Saracens - Sorrell looks forward to his second semi-final

Apr 23, 2013

Sorrell looks forward to his second semi-final


Kevin Sorrell is preparing for his second Heineken Cup semi-final with Saracens, but for Sunday’s clash against Toulon at Twickenham he will be working in the stands as opposed to on the pitch.

Backs coach Sorrell won’t be taking to the pitch as he did in 2008, when he was part of a Saracens side that were narrowly beaten by would-be champions Munster.

Since his retirement from playing in 2010, Sorrell has been part of a backroom team that has helped take the club to the final four in both Europe and the Premiership and he believes that the clubs collective “journey” to this weekend’s Heineken Cup semi-final has been a rite of passage that the club have “earned” over the last four seasons.

He said: “We have never really earned the right to be involved in the later stages of the Heineken Cup until now; and to get there has been a massive positive in our journey as a club over the last four years,” said the former centre who made more than 300 appearances for Saracens.
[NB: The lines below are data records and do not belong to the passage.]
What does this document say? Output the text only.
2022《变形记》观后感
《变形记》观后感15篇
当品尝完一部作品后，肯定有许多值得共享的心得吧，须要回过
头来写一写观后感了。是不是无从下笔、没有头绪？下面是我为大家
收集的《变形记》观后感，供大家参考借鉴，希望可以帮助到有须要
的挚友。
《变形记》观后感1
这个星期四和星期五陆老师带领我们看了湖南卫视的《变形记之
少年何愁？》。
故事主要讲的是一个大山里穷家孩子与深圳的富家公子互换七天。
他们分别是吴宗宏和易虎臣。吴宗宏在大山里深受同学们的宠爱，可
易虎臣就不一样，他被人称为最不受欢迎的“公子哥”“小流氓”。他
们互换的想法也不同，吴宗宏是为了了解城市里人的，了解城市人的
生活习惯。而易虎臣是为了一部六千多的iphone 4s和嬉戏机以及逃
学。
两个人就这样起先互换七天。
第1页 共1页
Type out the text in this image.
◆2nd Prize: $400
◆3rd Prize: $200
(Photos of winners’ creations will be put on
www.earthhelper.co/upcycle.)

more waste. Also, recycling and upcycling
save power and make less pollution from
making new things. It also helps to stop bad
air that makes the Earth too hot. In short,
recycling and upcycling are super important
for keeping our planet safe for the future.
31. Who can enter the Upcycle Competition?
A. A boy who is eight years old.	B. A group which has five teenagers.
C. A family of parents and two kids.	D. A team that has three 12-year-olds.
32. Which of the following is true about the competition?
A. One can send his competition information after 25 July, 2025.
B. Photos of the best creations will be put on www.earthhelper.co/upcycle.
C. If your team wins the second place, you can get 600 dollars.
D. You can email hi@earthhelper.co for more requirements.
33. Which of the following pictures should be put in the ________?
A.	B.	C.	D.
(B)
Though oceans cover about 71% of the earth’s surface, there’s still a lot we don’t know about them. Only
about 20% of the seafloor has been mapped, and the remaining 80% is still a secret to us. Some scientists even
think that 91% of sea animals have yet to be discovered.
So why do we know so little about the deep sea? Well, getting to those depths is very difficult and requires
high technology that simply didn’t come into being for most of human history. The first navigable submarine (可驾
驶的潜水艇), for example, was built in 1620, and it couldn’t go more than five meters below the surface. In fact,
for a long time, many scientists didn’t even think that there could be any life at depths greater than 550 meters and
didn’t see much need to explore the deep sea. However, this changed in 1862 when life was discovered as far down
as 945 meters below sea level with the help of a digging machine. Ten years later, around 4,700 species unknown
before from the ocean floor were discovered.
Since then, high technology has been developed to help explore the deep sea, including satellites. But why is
Sunday’s game against Toulon maybe billed as the clubs biggest game in recent seasons in some quarters, but Sorrell insists Saracens will not deviate away from the one game at time mantra that has served them so well this season.

“The learning experience we’ve had as a club over this period has allowed us to develop the necessary mindset and composure in all games we play, not just semi-finals or finals.

“We treat every game the same and that mindset is something that will continue to be developed this weekend.  This type of mentality is something we pride on ourselves at the club, and we will prepare this week like we would any other.”

It is Saracens first semi-final appearance in this competition since 2008; when Saracens bowed out to eventual winners Munster.  Sorrell played that game alongside current first-team scrum-half Neil De Kock and fellow coach Paul Gustard, and despite his personal disappointment Sorrell believes that the collective motivation of the club is what spurs the survivors of 2008 on.

“The 2008 semi-final was a disappointment for us way back then, but it holds no significance for us in the here and now.

 “The guys who were around in 2008 don’t have any extra incentive to progress because of that experience.  Knowing Neil and Paul as I do, the motivation this Sunday is to create another memory as a club; not to exorcise any individual demons.”